Entró en una boutique de lujo de la primera planta y eligió un par de relojes a juego, uno para ella y otro para Connor.
Después, visitó otra tienda y compró varias corbatas nuevas para Connor, junto con unas cuantas bufandas para ella.
El alivio la invadió por completo.
Por fin se sentía libre de ese peso en el pecho.
Mostrar debilidad y suplicar nunca haría que nadie la respetara ni resolvería el problema.
Tenía que mantenerse firme y establecer límites claros si quería crearse un espacio propio y darle otra oportunidad a su matrimonio con Connor en el futuro.
Para entonces, ya había caído la noche. Se acercaba la medianoche, pero Connor seguía en su estudio.
Tras terminarse la ducha y ponerse el pijama, Joslyn se detuvo en el umbral y llamó suavemente a la puerta abierta.
—¿Ya casi has terminado? Deberías venir a descansar.
Connor levantó la vista de la pantalla y la miró.
—Sí, ya casi he terminado. —Cerró el portátil, se levantó de la silla y se dirigió hacia ella.
Juntos, volvieron al dormitorio principal.
Joslyn sacó el cabestrillo. Sin decir nada, Connor se quedó de pie en silencio frente a ella y levantó un poco el brazo izquierdo.
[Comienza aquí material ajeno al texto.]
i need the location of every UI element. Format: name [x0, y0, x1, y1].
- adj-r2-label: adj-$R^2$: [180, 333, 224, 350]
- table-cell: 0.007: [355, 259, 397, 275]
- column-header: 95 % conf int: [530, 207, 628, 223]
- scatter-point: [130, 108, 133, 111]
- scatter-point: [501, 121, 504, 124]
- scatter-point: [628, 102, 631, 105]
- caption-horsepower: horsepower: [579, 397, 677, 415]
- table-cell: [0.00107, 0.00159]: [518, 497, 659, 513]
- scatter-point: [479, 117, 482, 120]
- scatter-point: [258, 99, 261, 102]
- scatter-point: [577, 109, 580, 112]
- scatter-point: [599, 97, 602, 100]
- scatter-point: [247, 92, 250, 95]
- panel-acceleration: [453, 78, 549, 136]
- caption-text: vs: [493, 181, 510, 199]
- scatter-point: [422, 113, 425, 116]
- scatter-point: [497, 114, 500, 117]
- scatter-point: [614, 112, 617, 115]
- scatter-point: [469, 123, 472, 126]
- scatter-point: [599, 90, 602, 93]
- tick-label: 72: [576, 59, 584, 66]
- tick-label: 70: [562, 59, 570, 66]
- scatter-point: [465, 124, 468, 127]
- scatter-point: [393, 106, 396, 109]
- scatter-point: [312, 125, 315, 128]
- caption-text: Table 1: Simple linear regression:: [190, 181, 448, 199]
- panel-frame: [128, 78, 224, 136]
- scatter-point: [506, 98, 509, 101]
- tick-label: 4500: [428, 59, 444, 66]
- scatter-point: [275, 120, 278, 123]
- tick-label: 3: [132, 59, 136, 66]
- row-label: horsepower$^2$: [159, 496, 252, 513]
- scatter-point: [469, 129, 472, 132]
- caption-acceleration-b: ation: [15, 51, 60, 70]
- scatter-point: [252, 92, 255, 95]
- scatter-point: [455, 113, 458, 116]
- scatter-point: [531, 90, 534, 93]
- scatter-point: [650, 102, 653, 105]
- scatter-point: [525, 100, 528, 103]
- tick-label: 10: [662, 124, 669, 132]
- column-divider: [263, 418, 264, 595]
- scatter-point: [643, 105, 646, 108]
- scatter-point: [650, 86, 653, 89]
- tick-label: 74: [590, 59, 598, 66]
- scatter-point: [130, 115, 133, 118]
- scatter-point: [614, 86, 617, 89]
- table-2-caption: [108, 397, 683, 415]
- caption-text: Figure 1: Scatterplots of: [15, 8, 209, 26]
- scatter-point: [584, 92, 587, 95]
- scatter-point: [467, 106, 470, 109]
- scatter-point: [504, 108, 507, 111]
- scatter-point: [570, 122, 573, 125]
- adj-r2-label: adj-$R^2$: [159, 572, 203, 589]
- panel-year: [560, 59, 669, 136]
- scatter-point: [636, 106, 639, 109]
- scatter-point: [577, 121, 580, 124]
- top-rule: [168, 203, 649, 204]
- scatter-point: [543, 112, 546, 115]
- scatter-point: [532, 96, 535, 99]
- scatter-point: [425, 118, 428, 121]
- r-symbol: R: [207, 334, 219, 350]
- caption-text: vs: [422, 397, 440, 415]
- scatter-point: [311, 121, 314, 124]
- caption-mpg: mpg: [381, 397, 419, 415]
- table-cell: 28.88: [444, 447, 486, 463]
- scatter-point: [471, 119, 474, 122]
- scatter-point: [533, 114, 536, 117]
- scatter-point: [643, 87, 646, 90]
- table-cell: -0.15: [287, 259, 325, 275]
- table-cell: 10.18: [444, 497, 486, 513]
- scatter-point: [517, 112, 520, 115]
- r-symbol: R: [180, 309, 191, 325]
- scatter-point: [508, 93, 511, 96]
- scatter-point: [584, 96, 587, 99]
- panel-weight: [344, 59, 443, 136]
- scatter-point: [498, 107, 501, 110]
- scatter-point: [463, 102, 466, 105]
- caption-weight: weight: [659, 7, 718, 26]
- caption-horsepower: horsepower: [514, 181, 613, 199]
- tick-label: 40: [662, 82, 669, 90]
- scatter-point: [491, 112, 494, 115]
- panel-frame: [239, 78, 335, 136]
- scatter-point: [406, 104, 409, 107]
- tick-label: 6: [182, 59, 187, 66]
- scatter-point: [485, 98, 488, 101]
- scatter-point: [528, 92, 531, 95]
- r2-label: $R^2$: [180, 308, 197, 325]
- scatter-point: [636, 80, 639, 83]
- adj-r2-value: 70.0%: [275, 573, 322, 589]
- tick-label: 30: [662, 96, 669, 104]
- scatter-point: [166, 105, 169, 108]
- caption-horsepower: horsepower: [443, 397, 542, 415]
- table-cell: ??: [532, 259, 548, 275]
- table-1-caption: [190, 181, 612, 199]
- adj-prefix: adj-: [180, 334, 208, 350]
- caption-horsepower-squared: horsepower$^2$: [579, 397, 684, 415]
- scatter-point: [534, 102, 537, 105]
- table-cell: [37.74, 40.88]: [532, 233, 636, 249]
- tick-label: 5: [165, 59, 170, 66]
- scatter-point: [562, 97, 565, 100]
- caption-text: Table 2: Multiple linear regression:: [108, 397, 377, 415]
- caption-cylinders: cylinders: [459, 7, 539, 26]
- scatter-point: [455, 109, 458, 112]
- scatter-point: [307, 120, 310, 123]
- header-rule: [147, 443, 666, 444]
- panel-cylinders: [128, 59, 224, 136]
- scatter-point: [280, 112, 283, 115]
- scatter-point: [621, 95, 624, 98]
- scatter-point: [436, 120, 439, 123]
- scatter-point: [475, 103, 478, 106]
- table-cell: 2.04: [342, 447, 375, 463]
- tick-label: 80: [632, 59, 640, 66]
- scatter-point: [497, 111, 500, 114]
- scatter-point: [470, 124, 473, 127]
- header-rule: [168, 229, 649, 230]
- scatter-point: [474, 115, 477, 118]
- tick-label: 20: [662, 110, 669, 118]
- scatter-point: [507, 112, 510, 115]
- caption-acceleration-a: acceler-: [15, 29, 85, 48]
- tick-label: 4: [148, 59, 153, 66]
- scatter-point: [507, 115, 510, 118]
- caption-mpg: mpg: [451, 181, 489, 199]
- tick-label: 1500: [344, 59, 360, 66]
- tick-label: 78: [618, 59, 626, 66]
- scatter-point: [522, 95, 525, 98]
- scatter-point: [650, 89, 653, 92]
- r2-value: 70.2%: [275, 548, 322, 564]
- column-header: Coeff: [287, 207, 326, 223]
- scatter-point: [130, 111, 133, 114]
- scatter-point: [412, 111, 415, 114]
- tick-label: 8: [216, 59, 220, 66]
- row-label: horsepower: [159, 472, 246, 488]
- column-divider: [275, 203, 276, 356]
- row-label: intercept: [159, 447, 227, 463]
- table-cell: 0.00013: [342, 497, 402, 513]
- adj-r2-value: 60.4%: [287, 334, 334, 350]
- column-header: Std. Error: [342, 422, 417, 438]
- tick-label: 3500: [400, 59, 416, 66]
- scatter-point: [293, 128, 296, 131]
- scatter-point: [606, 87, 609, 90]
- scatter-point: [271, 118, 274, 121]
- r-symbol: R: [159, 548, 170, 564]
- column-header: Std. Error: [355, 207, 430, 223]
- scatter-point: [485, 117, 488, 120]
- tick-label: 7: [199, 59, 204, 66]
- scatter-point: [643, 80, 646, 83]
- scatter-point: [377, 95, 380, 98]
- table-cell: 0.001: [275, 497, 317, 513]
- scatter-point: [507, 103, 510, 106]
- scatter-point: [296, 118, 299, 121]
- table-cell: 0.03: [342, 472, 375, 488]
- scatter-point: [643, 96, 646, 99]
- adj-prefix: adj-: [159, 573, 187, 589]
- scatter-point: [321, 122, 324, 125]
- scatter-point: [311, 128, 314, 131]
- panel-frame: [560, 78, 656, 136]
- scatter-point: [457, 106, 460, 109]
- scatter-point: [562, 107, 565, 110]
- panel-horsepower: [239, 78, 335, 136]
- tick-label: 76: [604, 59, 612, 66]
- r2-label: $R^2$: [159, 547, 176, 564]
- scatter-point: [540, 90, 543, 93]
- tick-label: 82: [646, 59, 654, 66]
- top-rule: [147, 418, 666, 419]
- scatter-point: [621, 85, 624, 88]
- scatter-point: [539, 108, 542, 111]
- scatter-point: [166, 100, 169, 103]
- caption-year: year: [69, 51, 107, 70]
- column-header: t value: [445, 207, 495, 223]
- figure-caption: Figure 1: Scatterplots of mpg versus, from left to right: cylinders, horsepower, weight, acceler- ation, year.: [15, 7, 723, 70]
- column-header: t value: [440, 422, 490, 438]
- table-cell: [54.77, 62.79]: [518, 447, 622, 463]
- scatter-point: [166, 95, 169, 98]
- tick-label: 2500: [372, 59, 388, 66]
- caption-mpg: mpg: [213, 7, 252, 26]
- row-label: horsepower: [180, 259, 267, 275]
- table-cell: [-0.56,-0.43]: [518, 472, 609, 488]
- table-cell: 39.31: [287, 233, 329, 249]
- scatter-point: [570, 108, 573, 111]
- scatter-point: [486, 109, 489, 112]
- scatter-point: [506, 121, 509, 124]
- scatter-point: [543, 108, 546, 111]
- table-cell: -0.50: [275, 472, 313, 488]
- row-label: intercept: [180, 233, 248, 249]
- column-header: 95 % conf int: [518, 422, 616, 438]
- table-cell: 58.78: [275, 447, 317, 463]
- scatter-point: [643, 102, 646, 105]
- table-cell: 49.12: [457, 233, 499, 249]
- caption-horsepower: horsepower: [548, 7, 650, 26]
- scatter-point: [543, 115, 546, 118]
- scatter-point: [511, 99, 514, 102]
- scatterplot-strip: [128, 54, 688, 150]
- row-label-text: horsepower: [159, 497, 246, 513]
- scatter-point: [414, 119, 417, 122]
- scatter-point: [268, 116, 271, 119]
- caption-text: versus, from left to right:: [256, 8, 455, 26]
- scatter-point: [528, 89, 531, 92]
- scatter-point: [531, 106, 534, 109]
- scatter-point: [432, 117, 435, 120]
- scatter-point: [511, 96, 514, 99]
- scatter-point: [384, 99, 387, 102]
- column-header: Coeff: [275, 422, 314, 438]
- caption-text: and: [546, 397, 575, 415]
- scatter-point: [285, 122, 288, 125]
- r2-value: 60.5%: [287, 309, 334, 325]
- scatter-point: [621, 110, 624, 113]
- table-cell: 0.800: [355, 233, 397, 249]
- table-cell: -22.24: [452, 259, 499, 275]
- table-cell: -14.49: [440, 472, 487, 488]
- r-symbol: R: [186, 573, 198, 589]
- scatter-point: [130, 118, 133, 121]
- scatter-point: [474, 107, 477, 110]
A estas alturas, el proceso les resultaba completamente natural a ambos. Joslyn le colocó el cabestrillo a Connor por el cuello, lo ajustó, le colocó el brazo a una altura cómoda sobre el pecho y bajó la cabeza para atar los extremos.
«¿Te queda demasiado apretado?», preguntó mientras sus dedos tocaban el nudo detrás de su nuca.
«No, está bien. Gracias».
«¿Por qué me das las gracias?», preguntó Joslyn mientras se apartaba y comprobaba el brazo inmovilizado, como si acabara de terminar algo importante.